Critics generally say many people have remained single because they have laid too much importance on "money" even when choosing a life partner. It is indeed sad that after several decades of hard-earned "freedom to love", blind dates to choose a life partner have become popular in China.

Technically speaking, going on a blind date is also a form of freely choosing a life partner. The question is, despite the basic consensus that marriage should be based on love, blind date organizers give top priority to the two parties' material conditions, such as property, incomes, educational qualification and even family background, instead of what really matters in marriage: love, understanding, morality and common interests.

From this perspective, blind dating platforms are rightly criticized for ignoring the significance of marriage, and turning it into a kind of trade. Still, simple explanations such as "money worship has spread", and "men are not what they used to be" are not convincing enough definitions for today's youths. That "feelings" and "love", eulogized in poetry, novels and dramas for thousands of years, have given way to money so easily is the real disturbing factor.

In Abraham Maslow's motivation theory pyramid, the two lowest levels, and thus of the greatest importance to humans, are physiological and safety needs. Among all the life's needs, people first try to meet their physical and emotional safety needs. In particular, life's necessities include housing.

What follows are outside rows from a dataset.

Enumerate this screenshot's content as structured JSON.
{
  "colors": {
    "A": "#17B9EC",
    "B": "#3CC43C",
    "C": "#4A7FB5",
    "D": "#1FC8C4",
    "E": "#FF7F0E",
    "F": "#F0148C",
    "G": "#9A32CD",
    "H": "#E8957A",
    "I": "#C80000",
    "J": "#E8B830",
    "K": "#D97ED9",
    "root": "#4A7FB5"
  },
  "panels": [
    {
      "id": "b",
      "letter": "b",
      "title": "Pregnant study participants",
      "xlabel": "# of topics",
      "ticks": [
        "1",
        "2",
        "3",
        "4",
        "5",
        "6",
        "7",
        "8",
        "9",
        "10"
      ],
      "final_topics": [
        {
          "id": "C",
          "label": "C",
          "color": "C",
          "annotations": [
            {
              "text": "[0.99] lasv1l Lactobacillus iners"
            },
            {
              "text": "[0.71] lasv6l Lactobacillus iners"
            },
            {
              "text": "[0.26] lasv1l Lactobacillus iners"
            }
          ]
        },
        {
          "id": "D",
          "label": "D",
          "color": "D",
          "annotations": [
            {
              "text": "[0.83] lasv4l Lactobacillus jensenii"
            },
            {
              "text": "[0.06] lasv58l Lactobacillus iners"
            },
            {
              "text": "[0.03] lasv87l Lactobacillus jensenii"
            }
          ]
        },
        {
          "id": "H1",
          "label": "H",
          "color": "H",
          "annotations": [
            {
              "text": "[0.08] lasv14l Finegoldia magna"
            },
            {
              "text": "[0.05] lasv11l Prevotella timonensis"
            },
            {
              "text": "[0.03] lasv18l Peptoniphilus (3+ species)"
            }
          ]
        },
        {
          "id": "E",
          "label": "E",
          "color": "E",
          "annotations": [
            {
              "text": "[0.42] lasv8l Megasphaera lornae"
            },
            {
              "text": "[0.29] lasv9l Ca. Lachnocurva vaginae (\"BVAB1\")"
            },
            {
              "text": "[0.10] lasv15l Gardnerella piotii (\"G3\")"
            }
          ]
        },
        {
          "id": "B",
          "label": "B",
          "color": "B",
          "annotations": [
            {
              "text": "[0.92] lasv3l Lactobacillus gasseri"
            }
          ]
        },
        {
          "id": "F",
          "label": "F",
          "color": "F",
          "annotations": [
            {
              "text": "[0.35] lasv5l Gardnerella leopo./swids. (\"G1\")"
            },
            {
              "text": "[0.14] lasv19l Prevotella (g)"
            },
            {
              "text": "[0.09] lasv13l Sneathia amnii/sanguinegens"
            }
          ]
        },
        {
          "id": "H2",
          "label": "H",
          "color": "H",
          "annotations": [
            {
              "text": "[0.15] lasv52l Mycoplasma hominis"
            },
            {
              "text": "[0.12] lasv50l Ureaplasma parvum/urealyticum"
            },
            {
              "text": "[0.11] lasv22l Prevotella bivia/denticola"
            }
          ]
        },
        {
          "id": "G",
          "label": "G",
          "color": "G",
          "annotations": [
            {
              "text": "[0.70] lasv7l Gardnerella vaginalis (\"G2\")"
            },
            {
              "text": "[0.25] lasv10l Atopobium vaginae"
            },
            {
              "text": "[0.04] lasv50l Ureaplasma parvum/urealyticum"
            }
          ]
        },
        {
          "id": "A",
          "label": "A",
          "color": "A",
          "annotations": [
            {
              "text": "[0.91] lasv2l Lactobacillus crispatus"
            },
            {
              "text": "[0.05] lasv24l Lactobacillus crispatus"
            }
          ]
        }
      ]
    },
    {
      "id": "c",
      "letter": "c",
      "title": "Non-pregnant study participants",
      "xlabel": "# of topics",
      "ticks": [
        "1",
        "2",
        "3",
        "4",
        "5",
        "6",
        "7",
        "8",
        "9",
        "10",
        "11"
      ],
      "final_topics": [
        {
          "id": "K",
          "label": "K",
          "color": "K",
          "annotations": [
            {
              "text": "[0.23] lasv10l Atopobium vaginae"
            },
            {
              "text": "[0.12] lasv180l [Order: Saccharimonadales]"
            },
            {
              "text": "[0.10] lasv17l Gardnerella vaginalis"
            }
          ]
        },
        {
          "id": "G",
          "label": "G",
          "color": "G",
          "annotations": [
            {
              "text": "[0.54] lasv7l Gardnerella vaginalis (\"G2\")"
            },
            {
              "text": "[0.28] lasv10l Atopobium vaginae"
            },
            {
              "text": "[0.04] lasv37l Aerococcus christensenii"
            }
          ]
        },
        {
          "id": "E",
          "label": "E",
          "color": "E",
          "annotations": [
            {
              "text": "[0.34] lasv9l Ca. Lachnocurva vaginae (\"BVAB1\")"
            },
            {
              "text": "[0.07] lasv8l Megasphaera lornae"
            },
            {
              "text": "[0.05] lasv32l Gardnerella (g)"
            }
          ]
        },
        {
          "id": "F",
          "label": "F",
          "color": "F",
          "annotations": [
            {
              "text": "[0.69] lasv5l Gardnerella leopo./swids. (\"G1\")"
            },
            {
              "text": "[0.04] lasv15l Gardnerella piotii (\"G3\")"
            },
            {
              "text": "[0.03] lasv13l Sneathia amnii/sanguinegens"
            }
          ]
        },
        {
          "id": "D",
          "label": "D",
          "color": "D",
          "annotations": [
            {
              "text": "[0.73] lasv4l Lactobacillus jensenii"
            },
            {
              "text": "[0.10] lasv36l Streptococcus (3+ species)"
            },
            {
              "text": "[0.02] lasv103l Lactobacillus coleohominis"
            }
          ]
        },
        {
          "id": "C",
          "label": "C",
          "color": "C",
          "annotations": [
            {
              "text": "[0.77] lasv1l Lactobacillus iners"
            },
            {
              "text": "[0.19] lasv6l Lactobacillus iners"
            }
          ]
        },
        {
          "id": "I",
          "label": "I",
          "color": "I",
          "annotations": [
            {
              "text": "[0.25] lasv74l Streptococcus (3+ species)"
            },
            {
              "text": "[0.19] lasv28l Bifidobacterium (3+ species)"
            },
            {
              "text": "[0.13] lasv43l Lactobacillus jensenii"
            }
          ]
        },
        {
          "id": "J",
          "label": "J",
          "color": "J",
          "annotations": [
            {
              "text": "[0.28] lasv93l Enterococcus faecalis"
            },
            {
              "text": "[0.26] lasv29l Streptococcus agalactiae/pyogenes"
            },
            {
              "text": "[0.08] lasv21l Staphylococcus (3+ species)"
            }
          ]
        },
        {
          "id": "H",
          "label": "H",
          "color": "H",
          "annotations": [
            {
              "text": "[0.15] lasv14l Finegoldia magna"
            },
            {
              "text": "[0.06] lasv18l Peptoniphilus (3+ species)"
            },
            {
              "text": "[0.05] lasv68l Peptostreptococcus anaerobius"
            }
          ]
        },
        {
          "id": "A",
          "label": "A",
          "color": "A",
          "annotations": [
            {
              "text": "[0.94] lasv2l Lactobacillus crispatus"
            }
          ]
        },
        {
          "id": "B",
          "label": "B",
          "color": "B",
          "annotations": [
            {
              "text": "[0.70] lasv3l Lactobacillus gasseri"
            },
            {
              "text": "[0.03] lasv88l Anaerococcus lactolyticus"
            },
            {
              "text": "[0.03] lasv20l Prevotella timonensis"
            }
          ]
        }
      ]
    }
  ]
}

If we see the problem from a different perspective, we'll realize that today's youths have not become more utilitarian than before, instead their actions are dictated by severe pressure they face-much greater than what their predecessors faced-to lead a decent life. They live in a world where the value of diplomas has depreciated while housing prices boom. For them, getting married doesn't only mean living happily with a person they love, but also being able to afford the costs of living, paying millions of yuan for housing and taking care of four parents and perhaps two children.

Taking the moral high-ground to say today's youths have become exceptionally money-minded will not help solve the real problems they face in getting married. Instead, some public policies that provide actual services and aid may help ease the increasing burden on the youths and prompt them to marry for love, not money. For instance, some cities have implemented policies to promote public rental housing to make renting a house a feasible and affordable option to meet people's basic housing need, which may help to ease the youths' heavy burden of buying a house before marriage.

Making the youths "dare to love" by putting in place a sound social security system may be a more effective way of helping them succeed in love, leading to marriage.

The author is a writer with China Daily.